Having policies and procedures published in a manual or handbook for the most common employment issues will save time and money, and prevent any claims of unfairness. If your employee handbook is prepared by a lawyer, you will have the added reassurance of knowing that your responses to these issues are consistent with the variety of federal and state laws that affect the employment relationship. Your employee handbook will allow you to avoid waste of time or resources, and will ensure fair treatment of valuable employees. This is true regardless of the size of the employer.
There are a number of differences between a corporation and an LLC. There are also several different types of corporations. The differences affect how the company is taxed, how it operates, who can be a shareholder and a variety of other factors that are specific to each business. We would be happy to talk with you to discuss these differences as they relate to your business and help you decide what form your company should take.
A "buy-sell" agreement is the name given to the document that is intended to set forth the exit plan for shareholders or partners. A well written document will provide specific direction for an equity holder who needs to disentangle him or herself long before the only options are retirement, bankruptcy or an expensive business divorce.

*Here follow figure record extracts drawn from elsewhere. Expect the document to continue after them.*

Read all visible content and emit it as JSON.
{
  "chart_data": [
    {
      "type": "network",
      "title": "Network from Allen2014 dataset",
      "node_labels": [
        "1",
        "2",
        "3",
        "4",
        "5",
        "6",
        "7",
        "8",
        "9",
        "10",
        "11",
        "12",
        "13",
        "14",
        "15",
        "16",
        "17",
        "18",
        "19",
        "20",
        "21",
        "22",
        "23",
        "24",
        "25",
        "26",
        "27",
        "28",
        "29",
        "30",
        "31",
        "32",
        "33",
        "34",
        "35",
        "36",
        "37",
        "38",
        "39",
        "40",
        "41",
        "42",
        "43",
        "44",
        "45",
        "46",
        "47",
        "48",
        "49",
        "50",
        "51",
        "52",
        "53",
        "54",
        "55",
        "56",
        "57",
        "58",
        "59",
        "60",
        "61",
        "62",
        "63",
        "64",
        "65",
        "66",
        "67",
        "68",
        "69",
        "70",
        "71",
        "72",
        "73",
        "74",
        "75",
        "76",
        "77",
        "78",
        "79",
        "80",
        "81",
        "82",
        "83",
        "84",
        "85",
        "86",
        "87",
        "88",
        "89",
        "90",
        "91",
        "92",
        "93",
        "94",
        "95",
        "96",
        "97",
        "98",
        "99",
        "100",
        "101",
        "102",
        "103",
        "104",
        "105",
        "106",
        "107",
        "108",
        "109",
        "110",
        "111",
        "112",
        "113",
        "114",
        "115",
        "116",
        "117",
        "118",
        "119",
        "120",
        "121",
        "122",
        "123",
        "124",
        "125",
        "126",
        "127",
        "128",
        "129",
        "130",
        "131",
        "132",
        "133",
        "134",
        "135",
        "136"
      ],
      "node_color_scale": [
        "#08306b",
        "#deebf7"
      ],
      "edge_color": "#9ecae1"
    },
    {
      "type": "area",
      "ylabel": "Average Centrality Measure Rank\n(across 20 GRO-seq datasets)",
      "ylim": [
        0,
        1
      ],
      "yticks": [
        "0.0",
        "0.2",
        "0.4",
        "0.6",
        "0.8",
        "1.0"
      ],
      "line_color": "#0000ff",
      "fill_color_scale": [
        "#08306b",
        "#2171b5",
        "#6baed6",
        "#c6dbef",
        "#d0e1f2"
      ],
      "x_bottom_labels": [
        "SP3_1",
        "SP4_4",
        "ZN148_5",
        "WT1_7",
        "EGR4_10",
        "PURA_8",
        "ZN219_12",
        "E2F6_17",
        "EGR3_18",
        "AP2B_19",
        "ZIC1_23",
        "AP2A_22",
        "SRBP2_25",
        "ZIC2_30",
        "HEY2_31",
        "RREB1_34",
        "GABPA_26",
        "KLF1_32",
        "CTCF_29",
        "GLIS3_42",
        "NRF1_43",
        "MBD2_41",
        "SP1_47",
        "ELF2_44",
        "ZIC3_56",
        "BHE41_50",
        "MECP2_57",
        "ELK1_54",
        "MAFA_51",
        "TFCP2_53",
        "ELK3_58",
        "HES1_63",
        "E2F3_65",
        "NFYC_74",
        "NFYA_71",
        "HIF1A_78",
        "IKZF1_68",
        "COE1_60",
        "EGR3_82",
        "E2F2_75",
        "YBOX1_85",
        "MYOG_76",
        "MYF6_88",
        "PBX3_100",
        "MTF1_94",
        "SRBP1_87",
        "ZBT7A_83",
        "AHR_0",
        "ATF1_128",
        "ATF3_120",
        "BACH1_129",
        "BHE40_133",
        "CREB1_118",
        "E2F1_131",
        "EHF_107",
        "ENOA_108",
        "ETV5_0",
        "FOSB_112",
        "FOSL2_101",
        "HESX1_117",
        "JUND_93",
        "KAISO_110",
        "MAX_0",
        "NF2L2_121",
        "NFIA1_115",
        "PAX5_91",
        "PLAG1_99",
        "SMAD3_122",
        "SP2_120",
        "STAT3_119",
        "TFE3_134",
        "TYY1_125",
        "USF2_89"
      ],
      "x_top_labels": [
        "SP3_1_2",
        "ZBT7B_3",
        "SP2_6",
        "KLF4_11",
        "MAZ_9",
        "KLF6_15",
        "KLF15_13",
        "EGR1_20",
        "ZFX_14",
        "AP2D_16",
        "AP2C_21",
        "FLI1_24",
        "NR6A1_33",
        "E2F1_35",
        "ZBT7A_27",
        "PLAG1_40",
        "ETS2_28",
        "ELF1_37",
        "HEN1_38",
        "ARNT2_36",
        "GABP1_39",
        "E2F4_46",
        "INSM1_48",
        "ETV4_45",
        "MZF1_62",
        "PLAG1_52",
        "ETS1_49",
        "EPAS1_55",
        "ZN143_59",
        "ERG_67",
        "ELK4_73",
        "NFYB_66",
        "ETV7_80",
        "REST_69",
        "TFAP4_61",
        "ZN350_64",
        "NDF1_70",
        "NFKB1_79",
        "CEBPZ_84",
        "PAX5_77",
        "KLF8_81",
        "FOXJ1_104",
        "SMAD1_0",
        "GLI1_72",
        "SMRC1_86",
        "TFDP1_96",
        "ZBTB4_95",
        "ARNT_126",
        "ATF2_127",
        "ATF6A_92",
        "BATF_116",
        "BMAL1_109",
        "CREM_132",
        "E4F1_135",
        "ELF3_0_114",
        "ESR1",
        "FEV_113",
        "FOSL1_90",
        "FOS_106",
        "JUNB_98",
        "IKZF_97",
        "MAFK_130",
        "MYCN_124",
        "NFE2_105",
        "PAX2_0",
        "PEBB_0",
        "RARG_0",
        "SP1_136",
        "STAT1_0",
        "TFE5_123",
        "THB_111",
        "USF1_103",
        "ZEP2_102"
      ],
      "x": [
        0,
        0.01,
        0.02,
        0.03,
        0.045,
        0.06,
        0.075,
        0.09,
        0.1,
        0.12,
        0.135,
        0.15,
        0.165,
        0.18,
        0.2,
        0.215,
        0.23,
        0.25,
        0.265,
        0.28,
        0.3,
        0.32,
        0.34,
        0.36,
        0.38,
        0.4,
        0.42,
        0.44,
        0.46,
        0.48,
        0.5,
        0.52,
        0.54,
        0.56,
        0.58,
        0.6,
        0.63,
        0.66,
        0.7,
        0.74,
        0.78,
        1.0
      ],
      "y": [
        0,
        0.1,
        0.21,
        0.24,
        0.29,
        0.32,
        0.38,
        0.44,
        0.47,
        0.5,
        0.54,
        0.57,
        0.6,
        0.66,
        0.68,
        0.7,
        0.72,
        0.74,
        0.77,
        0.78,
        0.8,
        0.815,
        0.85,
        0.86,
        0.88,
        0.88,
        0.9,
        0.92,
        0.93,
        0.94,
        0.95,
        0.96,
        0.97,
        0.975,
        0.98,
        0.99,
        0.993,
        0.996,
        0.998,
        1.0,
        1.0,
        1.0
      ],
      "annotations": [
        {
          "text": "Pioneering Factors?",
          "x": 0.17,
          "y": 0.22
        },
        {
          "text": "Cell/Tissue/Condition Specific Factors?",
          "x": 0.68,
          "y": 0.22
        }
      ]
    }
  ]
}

The document will determine: if the exit or decision to cease operations has to be unanimous; if a purchase by co-shareholder or co-partner is required; how long a disabled shareholder or partner has to be carried; if a spouse or other family member can inherit an equity interest in the event of death of a shareholder or partner; and, if a transfer of equity to a third party is permitted without the consent of the surviving shareholder or partner. The decision to exit, or need to see your co-shareholder or co-partner exit, may not be voluntarily. If discussed and planned before the fact, it doesn't also have to be messy.